As we glide along the
hard-packed Bear Creek Trail, I begin to feel nauseous. I'm over-heating and my
head is spinning. I pull over, and let the team pass, telling them I'm all
right. I have a hunch that I will feel better once we warm up and start
climbing high into the beautiful basins above Telluride. I catch up, and start
to feel better. We climb higher and higher and crest the saddle to Bridal Veil
Basin, and then it's a quick skirt around to Oscar's Pass. We are making good
time, and everyone is feeling fairly spry. We hoot and holler as we drop down
to the Ophir valley below. It's going to be a good day, we think.

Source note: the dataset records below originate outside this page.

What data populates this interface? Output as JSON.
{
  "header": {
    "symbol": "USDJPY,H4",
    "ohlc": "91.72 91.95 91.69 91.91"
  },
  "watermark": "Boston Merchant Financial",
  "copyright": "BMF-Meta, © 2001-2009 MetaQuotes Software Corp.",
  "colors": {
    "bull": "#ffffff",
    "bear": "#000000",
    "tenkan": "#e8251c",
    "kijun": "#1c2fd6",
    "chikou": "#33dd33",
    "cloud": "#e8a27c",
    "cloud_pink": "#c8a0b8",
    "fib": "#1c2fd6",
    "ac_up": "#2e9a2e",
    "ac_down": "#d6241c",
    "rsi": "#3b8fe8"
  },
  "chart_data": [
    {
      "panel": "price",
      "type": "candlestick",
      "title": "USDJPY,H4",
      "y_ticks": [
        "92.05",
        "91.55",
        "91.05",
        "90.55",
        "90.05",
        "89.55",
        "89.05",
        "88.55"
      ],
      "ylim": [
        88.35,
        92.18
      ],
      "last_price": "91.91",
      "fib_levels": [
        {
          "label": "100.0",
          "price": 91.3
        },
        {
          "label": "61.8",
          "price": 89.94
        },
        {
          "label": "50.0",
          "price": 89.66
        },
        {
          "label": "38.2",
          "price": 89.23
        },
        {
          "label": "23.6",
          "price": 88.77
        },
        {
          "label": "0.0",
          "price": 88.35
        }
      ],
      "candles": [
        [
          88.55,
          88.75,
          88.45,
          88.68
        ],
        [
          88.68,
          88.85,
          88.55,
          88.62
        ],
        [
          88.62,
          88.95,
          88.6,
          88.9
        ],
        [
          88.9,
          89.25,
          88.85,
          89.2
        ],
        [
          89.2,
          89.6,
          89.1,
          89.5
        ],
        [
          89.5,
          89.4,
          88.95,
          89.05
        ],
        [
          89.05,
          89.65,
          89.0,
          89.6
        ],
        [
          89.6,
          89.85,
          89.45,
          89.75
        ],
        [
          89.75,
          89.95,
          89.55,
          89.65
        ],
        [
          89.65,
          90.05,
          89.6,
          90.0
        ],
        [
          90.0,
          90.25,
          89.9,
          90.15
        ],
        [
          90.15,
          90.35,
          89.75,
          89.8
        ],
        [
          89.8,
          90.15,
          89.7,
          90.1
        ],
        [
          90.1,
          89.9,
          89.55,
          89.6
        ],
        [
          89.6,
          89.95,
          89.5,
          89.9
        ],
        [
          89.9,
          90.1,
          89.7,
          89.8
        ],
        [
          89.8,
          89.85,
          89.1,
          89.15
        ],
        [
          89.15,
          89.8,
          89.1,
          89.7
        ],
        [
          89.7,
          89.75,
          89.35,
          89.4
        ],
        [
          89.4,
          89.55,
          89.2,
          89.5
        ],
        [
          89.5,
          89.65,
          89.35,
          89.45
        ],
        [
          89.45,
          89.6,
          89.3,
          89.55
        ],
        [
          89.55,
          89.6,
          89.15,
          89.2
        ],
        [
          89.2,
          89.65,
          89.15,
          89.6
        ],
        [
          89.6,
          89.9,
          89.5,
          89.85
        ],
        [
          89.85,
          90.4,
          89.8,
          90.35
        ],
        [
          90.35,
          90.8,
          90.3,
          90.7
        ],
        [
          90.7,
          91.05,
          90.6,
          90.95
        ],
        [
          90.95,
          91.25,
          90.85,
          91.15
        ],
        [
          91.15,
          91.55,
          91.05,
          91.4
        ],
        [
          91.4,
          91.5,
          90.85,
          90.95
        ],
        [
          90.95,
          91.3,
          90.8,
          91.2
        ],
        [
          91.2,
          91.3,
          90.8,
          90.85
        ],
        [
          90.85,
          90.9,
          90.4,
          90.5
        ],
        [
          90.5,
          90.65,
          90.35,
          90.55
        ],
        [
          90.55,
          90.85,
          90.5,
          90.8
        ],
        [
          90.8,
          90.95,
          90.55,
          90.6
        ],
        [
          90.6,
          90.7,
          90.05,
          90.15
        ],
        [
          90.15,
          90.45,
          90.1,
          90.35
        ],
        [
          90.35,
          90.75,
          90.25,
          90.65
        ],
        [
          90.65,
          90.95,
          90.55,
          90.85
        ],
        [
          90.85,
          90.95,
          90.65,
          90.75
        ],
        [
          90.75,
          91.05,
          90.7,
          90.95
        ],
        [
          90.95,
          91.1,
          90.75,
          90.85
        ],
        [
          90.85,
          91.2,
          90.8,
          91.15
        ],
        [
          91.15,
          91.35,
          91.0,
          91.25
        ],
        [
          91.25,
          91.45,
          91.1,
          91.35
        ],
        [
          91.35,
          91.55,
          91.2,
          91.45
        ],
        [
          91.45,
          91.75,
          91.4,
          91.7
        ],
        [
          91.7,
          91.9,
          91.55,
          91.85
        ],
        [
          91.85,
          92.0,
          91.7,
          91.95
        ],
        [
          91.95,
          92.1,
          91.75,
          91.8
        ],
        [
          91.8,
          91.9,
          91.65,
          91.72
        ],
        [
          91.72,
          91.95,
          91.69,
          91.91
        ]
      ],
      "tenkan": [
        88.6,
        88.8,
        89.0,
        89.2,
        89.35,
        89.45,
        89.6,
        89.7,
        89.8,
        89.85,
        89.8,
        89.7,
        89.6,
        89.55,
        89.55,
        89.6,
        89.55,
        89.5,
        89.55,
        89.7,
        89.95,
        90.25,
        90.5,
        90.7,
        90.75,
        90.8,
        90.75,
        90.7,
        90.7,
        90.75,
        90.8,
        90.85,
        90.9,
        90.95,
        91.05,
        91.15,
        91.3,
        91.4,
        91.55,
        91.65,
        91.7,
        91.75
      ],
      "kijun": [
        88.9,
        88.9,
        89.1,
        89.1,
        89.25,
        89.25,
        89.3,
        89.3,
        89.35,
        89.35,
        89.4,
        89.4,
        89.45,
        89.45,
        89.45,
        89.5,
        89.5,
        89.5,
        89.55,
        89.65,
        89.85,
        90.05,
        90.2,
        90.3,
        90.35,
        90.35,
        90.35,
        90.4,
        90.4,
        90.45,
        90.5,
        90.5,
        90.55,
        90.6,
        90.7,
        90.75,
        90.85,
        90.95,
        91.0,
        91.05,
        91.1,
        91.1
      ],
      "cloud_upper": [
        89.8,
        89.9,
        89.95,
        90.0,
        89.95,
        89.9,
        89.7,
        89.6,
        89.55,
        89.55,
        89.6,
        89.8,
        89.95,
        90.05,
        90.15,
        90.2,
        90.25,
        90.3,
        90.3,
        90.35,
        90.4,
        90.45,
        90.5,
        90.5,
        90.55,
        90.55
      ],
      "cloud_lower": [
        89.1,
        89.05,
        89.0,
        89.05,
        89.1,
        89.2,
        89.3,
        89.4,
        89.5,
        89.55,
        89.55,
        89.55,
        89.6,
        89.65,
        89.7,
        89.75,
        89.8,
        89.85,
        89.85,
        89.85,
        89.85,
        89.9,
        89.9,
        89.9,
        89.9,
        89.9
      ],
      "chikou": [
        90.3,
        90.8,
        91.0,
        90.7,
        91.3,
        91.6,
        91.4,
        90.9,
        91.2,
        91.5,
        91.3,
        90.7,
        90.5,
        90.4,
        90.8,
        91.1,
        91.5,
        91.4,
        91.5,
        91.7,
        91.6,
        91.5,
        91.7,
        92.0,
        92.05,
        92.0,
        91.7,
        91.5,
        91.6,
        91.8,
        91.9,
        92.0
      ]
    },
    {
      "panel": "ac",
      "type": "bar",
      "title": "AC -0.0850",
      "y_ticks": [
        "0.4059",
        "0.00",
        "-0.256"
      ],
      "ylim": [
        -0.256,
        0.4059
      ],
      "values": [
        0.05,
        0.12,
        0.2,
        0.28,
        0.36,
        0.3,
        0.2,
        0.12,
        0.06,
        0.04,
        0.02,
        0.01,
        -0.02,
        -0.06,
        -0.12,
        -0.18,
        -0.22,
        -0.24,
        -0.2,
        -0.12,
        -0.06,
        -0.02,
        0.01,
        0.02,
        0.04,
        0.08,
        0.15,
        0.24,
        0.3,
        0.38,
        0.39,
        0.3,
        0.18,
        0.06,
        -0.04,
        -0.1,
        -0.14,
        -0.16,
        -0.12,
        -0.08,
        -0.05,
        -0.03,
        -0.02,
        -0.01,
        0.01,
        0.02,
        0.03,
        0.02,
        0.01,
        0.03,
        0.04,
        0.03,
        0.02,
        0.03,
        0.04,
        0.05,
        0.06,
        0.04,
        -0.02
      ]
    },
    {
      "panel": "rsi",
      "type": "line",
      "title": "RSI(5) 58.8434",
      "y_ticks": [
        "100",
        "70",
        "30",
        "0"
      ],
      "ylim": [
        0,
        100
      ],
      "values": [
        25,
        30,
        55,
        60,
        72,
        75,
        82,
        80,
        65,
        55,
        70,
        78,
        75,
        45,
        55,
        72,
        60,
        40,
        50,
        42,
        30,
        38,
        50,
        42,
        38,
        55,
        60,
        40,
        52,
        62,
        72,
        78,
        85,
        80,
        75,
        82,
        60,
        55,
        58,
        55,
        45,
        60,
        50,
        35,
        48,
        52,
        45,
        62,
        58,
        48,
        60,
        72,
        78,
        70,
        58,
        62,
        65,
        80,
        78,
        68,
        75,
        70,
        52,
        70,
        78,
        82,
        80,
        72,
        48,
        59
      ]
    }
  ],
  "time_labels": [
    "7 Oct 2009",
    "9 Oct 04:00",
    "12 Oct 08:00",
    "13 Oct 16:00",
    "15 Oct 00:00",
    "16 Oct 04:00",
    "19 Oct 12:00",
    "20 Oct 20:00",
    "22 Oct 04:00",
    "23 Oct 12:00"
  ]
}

We are psyched to top out,
knowing we have just one more big climb to complete the loop to Silverton. What
seemed so unreachable and unattainable the other day is now palpable. With high
spirits, we drop into Island Lake Basin and descend, too far though, missing
our traverse route. We decide to drop all the way to South Mineral Creek road
and skin up to where Hannah Green and Ben Brashear are waiting for us, another
afternoon picnic to be had among friends.
After gorging on cookies,
churros and strawberries, we say goodbye and take off into the woods, aiming
for the high reaches of Porcupine Creek. Progress is slow due to our skins
clumping with snow, so we stop to wax them and continue on. The high basin of
Porcupine Creek is beautiful, with big boulders strewn about and the evening
light softening the edges of all that we see. We pass over the saddle and make
our way around Cataract Creek Basin, equally as beautiful and impressive. With
one final push remaining to top us out over Putnam Basin, Scott, Jason and I
charge ahead, working hard to make ourselves earn it. Noah is not far behind,
working equally as hard and soon enough, there we are, on the top of the world,
our world, with epic views of the dramatic Grenadiers and Animas River Valley
before us. It's truly an impressive sight.
We bomb down into Putnam
Basin, staying high while keeping our speed up. Halfway down the drainage, we
cross the creek and follow a track that leads us down and out. It's a fantastic
last descent, with zero issues and all smiles. We finally make it to Mineral
Creek, which we cross in our ski boots and then swap for our Altra Superiors,
hearing the last few miles of trail into Silverton are dry and walk able.
Turns out, we could have
skied 90% of those last few miles, and so we cap off the tour with a bit of
annoying post-holing. As we approach the edge of Silverton, no one talks and it
seems as though we are all processing the last four days, quietly and
contemplatively, knowing full well the struggle was real but absolutely worth
it. We kiss the Hardrock and take some photos, eager to devour the burger,
fries and beer Hannah has waiting for us. We've come full circle to Silverton
on skis via the Hardrock 100 course, and now it's time to rest.
Thanks to all those that made
this journey possible. We couldn't have done it without you!